NHRC mulls guidelines for clinical trials

Alarmed by the rise in illegal drug trials in the country and the lack of effective laws for their monitoring, the National Human Rights Commission (NHRC) is mulling guidelines for clinical trials. The NHRC has written to the Indian Council of Medical Research (ICMR) and other premier medial institutes in the country to suggest the names of experts to assist the commission in framing the guidelines.
Recently, the unauthorised drug trials had caused great concern in the country after the Drug Controller-General of India (DCGI) revealed that 2061 persons died during drug trials between the period from January 2008 to January 2012. Reports suggested that multinational companies used poor and illiterate patients for drug trials without their consent, which recently prompted the Supreme Court to pull up the Central government saying it should prevent human beings being used as “guinea pigs”.
According to an NHRC official, the commission has received almost a dozen complaints about illegal drug trials during the last one year alone.

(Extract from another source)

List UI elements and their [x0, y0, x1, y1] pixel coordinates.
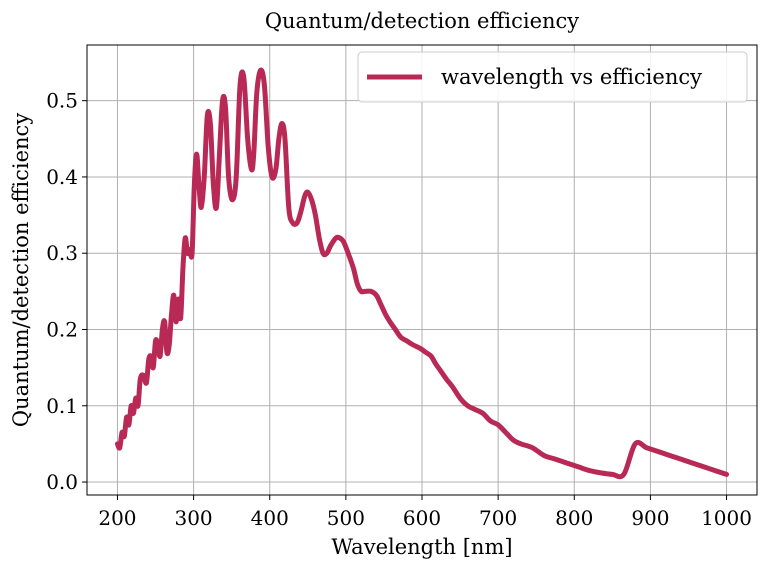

Apart from the ICMR, the commission has also written to the directors of All-India Institute of Medical Sciences, Delhi, Sanjay Gandhi Postgraduate Institute of Medical Sciences, Lucknow, PGI, Chandigarh and Rajiv Gandhi Cancer Institute and Research Centre, Delhi, to suggest the names of experts to frame the guidelines.
The commission has also asked them to send the copy of protocol, if any, which is being followed by them while conducting clinical trials on human beings.
Earlier in March, while taking up an illegal drug trial case in Andhra Pradesh, the NHRC had asked the Central Drugs Standard Control Organisation to conduct proper study in various parts of India to ensure lapse adhere to the existing guidelines on clinical drug trials.
The commission had then raised some serious questions to the ICMR and the Drug Controller General of India.